Lifetime to Alter Amanda Knox Movie After Conviction Overturned

A Lifetime TV movie about Amanda Knox will be updated now that the 24-year-old women from Seattle has been acquitted of murdering roommate Meredith Kercher.

An Italian appeals court overturned Knox’s murder conviction Monday, ending her four-year ordeal, releasing her from prison and vacating her 26-year sentence.

Les Eisner, a Lifetime spokesman, said the film about Knox’s trial and 2009 conviction would be altered and that when it aired, the movie would be accompanied by several sentences before and after the film explaining the overturning of Knox’s conviction.
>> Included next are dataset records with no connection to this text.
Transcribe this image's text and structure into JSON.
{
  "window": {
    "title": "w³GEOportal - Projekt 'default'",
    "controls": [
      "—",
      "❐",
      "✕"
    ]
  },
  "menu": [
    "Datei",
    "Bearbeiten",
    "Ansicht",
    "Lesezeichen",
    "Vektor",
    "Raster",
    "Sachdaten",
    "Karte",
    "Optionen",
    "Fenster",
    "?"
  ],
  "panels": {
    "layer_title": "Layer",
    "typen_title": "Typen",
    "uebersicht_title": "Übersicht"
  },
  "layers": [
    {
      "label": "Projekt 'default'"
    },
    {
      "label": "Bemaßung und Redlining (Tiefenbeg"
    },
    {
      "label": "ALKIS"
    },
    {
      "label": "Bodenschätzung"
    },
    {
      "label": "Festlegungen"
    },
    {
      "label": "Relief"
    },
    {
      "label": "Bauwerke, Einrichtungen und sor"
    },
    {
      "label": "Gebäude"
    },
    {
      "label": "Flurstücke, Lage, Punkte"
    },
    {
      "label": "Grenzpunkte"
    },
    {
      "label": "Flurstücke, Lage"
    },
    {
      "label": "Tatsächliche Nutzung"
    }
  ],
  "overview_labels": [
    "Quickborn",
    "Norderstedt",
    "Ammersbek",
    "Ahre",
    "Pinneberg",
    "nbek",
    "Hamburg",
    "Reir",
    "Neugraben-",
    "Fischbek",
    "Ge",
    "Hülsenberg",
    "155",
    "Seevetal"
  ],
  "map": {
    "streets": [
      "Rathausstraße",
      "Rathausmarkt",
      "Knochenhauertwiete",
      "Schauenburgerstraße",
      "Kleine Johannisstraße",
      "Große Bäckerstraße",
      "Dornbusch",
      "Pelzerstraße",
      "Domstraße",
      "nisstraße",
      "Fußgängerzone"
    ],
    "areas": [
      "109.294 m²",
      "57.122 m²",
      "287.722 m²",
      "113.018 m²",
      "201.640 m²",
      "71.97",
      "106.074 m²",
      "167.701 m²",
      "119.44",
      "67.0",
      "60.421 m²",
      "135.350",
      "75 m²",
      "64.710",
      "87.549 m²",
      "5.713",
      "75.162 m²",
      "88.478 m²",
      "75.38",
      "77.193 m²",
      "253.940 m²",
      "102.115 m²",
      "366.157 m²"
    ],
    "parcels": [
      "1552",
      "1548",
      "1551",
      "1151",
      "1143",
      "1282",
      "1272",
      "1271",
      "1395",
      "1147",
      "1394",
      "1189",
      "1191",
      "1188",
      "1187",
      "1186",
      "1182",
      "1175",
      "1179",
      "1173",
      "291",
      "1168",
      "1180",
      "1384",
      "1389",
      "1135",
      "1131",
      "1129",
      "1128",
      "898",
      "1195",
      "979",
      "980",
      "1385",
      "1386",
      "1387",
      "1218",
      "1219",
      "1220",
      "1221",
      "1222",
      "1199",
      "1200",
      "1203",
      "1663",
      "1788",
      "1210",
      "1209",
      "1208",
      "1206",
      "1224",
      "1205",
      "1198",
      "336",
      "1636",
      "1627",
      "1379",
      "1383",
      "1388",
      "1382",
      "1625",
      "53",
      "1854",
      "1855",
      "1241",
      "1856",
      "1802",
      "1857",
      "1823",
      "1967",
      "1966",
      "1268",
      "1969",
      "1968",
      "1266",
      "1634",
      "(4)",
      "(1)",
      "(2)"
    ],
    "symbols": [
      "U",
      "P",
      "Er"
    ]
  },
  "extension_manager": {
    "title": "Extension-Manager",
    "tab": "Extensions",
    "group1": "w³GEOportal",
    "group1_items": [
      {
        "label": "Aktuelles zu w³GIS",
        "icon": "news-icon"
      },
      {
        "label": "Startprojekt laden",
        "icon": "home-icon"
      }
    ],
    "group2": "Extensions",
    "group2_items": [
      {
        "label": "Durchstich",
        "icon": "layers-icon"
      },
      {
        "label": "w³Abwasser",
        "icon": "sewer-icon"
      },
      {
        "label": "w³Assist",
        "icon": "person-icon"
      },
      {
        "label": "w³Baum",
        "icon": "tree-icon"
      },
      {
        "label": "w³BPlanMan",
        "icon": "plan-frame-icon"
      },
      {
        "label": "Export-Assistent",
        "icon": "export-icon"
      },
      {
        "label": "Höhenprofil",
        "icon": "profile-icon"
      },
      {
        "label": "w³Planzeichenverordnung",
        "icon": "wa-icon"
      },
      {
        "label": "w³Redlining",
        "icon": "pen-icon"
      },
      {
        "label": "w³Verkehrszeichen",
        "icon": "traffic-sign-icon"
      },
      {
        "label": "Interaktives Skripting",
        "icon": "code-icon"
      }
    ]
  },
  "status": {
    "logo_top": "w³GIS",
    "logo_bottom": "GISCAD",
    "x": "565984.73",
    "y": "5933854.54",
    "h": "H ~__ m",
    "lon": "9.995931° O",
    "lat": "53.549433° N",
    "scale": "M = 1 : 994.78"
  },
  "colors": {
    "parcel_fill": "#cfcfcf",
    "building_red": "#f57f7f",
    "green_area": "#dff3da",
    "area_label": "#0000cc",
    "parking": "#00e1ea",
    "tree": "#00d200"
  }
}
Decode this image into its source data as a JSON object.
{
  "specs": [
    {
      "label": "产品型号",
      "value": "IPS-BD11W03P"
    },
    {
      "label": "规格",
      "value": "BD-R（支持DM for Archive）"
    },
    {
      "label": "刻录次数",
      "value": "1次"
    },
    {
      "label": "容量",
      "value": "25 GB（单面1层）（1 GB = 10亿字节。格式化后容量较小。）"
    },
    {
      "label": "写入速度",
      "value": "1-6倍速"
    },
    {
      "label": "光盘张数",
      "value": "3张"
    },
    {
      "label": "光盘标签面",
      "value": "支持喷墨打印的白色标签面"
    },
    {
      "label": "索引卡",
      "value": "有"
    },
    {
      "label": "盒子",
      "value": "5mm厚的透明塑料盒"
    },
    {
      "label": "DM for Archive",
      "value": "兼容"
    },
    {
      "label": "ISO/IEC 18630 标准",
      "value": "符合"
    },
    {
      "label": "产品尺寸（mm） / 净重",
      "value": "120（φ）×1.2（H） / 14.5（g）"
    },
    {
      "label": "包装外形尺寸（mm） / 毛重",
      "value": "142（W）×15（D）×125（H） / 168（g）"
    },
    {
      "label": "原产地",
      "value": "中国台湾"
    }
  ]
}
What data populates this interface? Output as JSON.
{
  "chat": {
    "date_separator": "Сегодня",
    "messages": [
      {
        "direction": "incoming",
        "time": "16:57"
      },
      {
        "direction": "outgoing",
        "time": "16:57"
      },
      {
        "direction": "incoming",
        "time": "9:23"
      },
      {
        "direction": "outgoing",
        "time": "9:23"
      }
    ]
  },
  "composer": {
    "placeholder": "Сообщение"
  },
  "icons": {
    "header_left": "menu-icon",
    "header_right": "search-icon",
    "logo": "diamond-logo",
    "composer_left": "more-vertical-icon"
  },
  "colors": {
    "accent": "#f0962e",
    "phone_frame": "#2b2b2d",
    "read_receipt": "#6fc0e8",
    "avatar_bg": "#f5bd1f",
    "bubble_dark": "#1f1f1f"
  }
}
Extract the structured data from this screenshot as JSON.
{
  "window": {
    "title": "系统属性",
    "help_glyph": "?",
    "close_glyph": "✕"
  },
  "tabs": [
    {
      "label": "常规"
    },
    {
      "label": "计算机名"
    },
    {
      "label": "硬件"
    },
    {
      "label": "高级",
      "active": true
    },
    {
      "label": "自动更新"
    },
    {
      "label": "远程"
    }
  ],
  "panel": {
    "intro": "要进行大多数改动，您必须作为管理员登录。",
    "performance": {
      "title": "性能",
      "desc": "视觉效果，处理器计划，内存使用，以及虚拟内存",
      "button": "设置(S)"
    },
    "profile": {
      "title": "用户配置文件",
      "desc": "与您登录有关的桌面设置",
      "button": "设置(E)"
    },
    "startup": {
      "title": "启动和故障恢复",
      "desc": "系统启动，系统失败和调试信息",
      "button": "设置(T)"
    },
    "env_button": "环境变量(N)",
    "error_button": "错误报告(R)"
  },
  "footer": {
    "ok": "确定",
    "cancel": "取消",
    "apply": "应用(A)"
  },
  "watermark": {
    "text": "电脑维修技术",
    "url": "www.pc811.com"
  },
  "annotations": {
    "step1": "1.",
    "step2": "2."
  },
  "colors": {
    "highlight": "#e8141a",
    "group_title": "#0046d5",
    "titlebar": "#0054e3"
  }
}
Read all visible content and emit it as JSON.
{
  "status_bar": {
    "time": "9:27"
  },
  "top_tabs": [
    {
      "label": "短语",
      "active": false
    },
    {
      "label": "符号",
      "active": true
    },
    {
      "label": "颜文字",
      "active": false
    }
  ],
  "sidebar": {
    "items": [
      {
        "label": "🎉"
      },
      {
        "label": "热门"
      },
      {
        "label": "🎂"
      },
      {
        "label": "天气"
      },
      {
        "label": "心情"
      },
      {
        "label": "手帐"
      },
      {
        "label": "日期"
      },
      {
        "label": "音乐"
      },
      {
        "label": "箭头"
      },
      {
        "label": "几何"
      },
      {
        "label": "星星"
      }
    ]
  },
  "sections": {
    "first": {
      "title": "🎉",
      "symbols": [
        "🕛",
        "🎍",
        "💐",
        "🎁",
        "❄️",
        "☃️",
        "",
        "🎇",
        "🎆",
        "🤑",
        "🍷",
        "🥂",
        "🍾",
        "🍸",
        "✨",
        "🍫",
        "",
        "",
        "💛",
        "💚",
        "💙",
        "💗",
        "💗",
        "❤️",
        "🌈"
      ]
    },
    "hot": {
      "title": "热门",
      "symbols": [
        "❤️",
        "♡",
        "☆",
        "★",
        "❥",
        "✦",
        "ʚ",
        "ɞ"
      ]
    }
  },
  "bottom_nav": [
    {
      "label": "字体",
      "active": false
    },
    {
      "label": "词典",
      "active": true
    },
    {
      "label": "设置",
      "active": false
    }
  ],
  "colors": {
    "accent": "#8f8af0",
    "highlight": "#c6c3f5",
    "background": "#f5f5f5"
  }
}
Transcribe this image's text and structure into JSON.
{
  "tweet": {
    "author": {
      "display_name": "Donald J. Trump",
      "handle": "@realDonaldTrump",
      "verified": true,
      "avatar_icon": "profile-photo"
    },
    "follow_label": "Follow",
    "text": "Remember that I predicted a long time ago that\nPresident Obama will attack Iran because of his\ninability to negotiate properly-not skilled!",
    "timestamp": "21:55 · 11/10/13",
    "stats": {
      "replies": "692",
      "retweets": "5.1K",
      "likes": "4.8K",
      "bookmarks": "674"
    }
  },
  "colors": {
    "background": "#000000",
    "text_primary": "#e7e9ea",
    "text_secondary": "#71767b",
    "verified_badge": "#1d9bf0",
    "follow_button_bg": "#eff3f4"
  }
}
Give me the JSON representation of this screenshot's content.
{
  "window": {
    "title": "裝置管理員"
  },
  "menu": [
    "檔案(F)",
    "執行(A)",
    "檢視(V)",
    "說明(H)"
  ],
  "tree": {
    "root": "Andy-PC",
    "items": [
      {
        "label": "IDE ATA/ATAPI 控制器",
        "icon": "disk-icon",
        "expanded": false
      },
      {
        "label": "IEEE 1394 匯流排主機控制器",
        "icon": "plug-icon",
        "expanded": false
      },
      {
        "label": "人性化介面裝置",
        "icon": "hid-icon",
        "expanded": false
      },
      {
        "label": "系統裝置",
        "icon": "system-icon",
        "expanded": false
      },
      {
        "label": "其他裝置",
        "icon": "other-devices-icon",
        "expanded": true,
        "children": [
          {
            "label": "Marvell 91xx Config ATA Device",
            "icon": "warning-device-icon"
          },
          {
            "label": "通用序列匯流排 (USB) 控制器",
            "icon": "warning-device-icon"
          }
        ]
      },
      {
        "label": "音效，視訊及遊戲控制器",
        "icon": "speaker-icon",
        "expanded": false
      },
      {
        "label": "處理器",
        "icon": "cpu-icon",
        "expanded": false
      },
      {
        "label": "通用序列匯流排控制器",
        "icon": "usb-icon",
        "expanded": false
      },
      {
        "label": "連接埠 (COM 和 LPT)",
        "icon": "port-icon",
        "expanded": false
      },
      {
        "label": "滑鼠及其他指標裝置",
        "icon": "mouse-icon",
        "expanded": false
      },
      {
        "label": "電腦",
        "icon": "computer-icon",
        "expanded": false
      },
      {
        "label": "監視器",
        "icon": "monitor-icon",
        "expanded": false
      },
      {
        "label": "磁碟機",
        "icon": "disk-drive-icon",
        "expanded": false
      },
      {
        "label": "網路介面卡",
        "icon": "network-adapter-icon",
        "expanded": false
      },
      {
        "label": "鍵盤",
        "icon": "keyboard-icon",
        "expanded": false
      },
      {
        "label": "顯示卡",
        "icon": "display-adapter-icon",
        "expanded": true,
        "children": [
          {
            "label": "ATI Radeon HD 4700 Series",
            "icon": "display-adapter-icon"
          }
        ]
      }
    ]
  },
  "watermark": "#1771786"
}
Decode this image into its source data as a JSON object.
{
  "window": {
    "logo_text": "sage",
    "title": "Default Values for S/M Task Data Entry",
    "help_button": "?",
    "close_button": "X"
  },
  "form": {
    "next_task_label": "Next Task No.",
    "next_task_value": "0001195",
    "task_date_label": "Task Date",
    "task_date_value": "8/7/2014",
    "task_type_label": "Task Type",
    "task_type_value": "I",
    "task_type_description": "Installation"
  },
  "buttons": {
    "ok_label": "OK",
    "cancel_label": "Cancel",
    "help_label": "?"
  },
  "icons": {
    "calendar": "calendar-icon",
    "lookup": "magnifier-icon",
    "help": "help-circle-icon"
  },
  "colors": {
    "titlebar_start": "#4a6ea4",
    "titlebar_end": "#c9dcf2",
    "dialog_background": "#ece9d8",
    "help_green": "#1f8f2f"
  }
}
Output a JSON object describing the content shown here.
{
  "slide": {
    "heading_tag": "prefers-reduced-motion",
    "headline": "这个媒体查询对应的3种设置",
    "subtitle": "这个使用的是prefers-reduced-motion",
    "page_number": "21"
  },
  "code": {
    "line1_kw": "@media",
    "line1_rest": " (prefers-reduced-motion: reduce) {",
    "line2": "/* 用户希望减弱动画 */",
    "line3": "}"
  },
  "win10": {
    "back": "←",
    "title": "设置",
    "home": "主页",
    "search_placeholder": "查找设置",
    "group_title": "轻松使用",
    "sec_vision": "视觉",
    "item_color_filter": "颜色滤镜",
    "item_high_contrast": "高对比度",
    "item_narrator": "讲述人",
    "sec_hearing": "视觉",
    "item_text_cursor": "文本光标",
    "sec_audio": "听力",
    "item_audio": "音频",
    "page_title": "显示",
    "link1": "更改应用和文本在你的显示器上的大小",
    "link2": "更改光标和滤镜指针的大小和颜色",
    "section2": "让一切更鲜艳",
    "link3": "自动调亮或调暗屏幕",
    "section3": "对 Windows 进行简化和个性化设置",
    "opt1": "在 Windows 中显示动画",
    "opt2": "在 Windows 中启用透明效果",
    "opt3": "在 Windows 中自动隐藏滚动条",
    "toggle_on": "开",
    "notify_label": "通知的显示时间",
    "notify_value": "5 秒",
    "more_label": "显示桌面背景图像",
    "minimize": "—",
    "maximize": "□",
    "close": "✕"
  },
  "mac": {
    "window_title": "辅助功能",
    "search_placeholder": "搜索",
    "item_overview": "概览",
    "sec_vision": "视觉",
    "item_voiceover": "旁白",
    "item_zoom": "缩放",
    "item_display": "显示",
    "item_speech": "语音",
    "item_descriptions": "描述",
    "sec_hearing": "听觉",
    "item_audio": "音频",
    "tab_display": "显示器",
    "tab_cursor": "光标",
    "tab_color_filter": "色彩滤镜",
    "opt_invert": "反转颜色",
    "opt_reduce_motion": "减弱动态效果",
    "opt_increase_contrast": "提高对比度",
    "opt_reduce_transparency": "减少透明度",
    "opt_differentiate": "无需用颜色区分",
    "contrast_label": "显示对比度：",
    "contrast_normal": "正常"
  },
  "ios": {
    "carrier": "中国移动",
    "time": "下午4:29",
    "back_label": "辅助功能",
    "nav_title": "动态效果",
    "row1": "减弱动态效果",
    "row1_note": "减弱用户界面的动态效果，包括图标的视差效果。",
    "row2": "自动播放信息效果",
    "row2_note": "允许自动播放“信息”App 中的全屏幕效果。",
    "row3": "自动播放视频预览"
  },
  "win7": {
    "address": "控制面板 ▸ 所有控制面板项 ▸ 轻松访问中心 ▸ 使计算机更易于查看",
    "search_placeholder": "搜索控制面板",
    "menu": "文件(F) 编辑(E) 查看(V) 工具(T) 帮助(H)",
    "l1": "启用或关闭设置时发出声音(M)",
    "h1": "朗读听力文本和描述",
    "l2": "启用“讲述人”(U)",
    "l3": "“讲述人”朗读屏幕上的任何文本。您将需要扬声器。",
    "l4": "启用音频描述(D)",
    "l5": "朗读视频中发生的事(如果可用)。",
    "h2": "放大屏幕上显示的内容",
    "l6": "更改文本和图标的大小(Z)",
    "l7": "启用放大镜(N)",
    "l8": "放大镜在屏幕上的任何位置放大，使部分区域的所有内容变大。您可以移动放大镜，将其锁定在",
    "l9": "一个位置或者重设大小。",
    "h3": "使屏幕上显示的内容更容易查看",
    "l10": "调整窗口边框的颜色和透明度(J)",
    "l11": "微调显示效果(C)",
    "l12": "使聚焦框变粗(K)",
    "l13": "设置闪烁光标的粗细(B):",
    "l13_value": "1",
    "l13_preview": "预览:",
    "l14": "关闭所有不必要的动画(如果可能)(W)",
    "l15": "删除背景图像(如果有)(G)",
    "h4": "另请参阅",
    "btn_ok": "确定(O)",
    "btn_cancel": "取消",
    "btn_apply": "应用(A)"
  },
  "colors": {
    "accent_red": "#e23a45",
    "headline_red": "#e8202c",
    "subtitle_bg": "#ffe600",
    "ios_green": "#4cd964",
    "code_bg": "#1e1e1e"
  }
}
Eisner said the text included in those sentences had not yet been determined but that they are “the only alterations being made to the film.”

The movie was scheduled to air on the cable channel’s website today, Wednesday and Thursday.

Billed as “ based on a true story,” the film titled “Amanda Knox: Murder on Trial in Italy” aired on the cable channel in February. Knox was reportedly shocked and hyperventilating when she saw a TV newscast in Italy about the TV movie.

It also angered her family, which in a statement lashed out at Lifetime for what they saw as “a selfish, profit-making motive behind their decision. … The story they have told is riddled with a multitude of inaccuracies and we are deeply upset at its airing.”

Kercher’s family also was upset by the film and its lawyer called the movie “inopportune and inappropriate.”